Hannibal Barkas

Hannibal Barkas

Hannibal Barkas (* um 246 v. Chr. in Karthago; † 183 v. Chr. in Bithynien) gilt als einer der größten Feldherren der Antike. Während des Zweiten Punischen Krieges (218–201 v. Chr.) fügte er dem Römischen Reich mehrere schwere Niederlagen zu.

Inhaltsverzeichnis

Jugend und hispanisches Kommando

Hannibal war der älteste Sohn des karthagischen Feldherrn Hamilkar Barkas, der sich im Ersten Punischen Krieg und im Söldnerkrieg ausgezeichnet hatte. Hannibals jüngere Brüder waren Hasdrubal und Mago, die ebenfalls als karthagische Feldherrn dienten. Die römische Geschichtsschreibung berichtet davon, dass der neunjährige Hannibal zusammen mit seinen Brüdern den Römern ewige Feindschaft schwören musste, doch handelt es sich hierbei um eine Legende. Hannibal wurde von einem Spartaner namens Sosylos erzogen, der später zu seinen Beratern gehörte.

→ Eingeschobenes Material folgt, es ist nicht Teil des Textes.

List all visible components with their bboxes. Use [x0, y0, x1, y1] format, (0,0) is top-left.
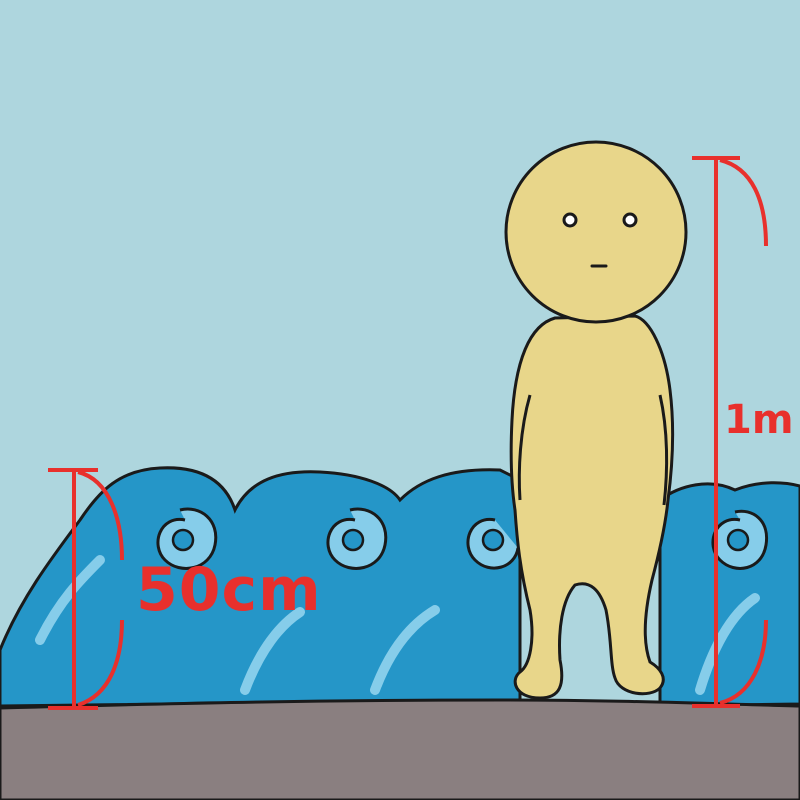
person [504, 140, 688, 700]
person-arm-right [658, 394, 669, 506]
height-marker-1m [692, 156, 768, 708]
waves [0, 466, 800, 708]
wave-height-label: 50cm [136, 555, 322, 625]
person-height-label: 1m [724, 397, 794, 443]
person-arm-left [517, 394, 532, 501]
person-eye-left [562, 212, 578, 228]
wave-highlights [35, 555, 760, 695]
person-eye-right [622, 212, 638, 228]
ground [0, 698, 800, 800]
wave-curl-inner [171, 528, 750, 552]
wave-body [0, 466, 522, 708]
wave-body-right [658, 481, 800, 708]
height-marker-50cm [48, 468, 124, 710]
person-head [504, 140, 688, 324]
person-body [509, 314, 675, 700]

237 v. Chr. begleitete Hannibal als erst neunjähriger Junge seinen Vater auf die Iberische Halbinsel, welche reich an Bodenschätzen war. Dort eroberte Hamilkar Barkas große Gebiete, die zum einen die territorialen Verluste Karthagos im letzten Krieg gegen Rom ausgleichen und zum anderen die Machtgrundlage seiner Familie, der Barkiden, sichern sollten. Nach Hamilkars Tod in einer Schlacht gegen aufständische iberische Volksstämme übernahm Hannibals Schwager Hasdrubal das Kommando in Hispanien. Dieser vergrößerte die neue karthagische Provinz erheblich, gründete mit Cartagena eine regionale Hauptstadt und schloss mit Rom den Ebro-Vertrag, der den Fluss als Grenze zwischen beiden Mächten festlegte. Hannibal hatte sich mittlerweile wieder nach Karthago begeben, kehrte jedoch 224/223 v. Chr. auf Wunsch seines Schwagers auf die Iberische Halbinsel zurück. Als Hasdrubals Kommandant der Reiterei konnte sich Hannibal in mehreren schweren Kämpfen gegen iberische Stämme hervortun.

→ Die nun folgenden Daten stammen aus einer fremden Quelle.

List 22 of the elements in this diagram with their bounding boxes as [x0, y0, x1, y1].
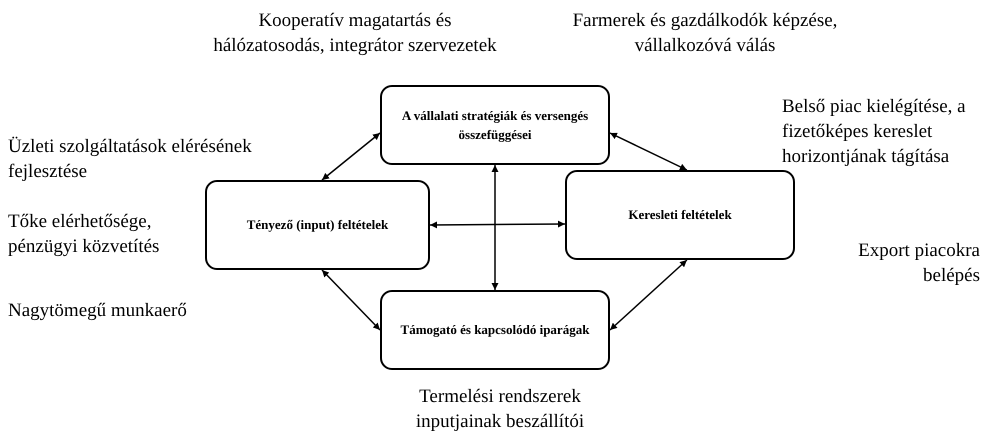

Und so wurde Hannibal 221 v. Chr., nach Hasdrubals Ermordung, Oberbefehlshaber des Heeres. Sogleich führte er einen ausgedehnten Feldzug gegen die noch unabhängigen iberischen Stämme. In einer Schlacht am Tajo errang Hannibal zum ersten Mal einen Sieg in offener Feldschlacht gegen einen zahlenmäßig weit überlegenen Gegner. Die Stadt Sagunt an der Mittelmeerküste verweigerte ihm jedoch die Unterwerfung. Hannibal entschied sich, die Stadt ab 220 v. Chr. zu belagern, auch um ihren Einfluss auf die iberischen Stämme einzugrenzen. Die Sagunter schlossen daraufhin ein Bündnis mit Rom. Sogleich forderten römische Gesandte Hannibal auf, die Belagerung der Stadt abzubrechen. Dieser lehnte jedoch aufgrund der klaren Rechtslage ab, da Sagunt weit südlich des Ebro gelegen war. Hannibal fragte in Karthago bezüglich eines weiteren Vorgehens an, dessen Ratsherren ihm aber freie Hand ließen.

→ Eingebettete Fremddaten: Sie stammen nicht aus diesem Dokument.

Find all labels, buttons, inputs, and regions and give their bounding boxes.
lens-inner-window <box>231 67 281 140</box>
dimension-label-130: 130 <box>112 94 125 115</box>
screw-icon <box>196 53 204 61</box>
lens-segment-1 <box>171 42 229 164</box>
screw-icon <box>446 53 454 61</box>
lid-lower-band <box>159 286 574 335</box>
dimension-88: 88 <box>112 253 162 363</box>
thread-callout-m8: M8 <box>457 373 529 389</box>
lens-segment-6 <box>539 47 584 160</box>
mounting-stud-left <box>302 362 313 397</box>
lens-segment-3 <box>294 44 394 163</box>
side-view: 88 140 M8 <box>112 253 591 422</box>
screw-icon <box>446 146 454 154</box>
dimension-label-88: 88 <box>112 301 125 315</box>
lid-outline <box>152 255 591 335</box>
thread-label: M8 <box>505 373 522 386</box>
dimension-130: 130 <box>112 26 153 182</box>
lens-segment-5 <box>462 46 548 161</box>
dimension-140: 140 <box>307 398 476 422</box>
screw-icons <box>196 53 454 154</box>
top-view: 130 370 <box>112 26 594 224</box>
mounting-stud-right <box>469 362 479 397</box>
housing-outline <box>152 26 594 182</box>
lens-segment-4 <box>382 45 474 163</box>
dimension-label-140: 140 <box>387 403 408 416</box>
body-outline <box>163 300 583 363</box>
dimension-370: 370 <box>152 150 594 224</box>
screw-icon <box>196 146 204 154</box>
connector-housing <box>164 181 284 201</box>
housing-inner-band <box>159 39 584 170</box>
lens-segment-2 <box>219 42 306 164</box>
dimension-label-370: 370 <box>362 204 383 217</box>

Im Konflikt um Sagunt wiederholten sich die Ereignisse, die zum Ausbruch des Ersten Punischen Krieges geführt hatten, als Rom die Stadt Messina als Anlass für einen Krieg mit Karthago genutzt hatte. Hannibal schuf daher Fakten und ließ 219 v. Chr. nach achtmonatiger Belagerung Sagunt stürmen und die Bevölkerung töten. Die Römer hatten nichts zur Hilfe Sagunts unternommen, ließen dem karthagischen Rat nun aber ausrichten, dass diese einem Krieg nur durch die Auslieferung Hannibals entgehen könnten. Die Ratsherren standen jedoch zu ihrem Kommandeur.

Krieg gegen Rom

Hauptartikel: Zweiter Punischer Krieg

Hannibals Feldzug gegen die Römer

Hannibal zeichnete sich durch ein für seine Zeit ungewöhnliches Bewusstsein über die Möglichkeiten und Grenzen von Zeit und Raum für militärische Manöver aus. Um einem römischen Angriff auf Spanien zuvorzukommen, überschritt er mit wahrscheinlich mehr als 50.000 Soldaten, 9.000 Reitern und 37 Kriegselefanten auf einem heute nicht mehr genau zu bestimmenden Pass (möglicherweise Col de Clapier, Col de Montgenèvre, oder Mont Cenis [1]) die winterlichen Alpen und gelangte durch das Gebiet der Salasser nach Aosta und Ivrea. Das Heer erlitt in den Alpen schwere Verluste, konnte jedoch mit Kelten aus der Po-Ebene verstärkt werden.

Durch diesen überraschenden Zug gelangte Hannibal für die nächsten Jahre gegenüber den militärisch überlegenen Römern in die strategische Offensive, da er das römische Bundesgenossensystem als Basis der römischen Macht direkt bedrohte. In taktisch defensiven, aber selbstgewählten überlegenen Ausgangspositionen konnte er die taktischen Schwächen des römischen Militärsystems mehrfach mit enormem Erfolg ausnutzen und in den Schlachten am Ticinus, an der Trebia (beide 218 v. Chr.) und am Trasimenischen See (217 v. Chr.) die meist deutlich überlegenen römischen Legionen schlagen. Schließlich traf Hannibal am 2. August des Jahres 216 v. Chr. bei Cannae auf eine römische Armee von 16 Legionen (etwa 80.000 Mann), die er mit seinen etwa 50.000 Soldaten durch ein Umfassungsmanöver fast vollständig vernichten konnte.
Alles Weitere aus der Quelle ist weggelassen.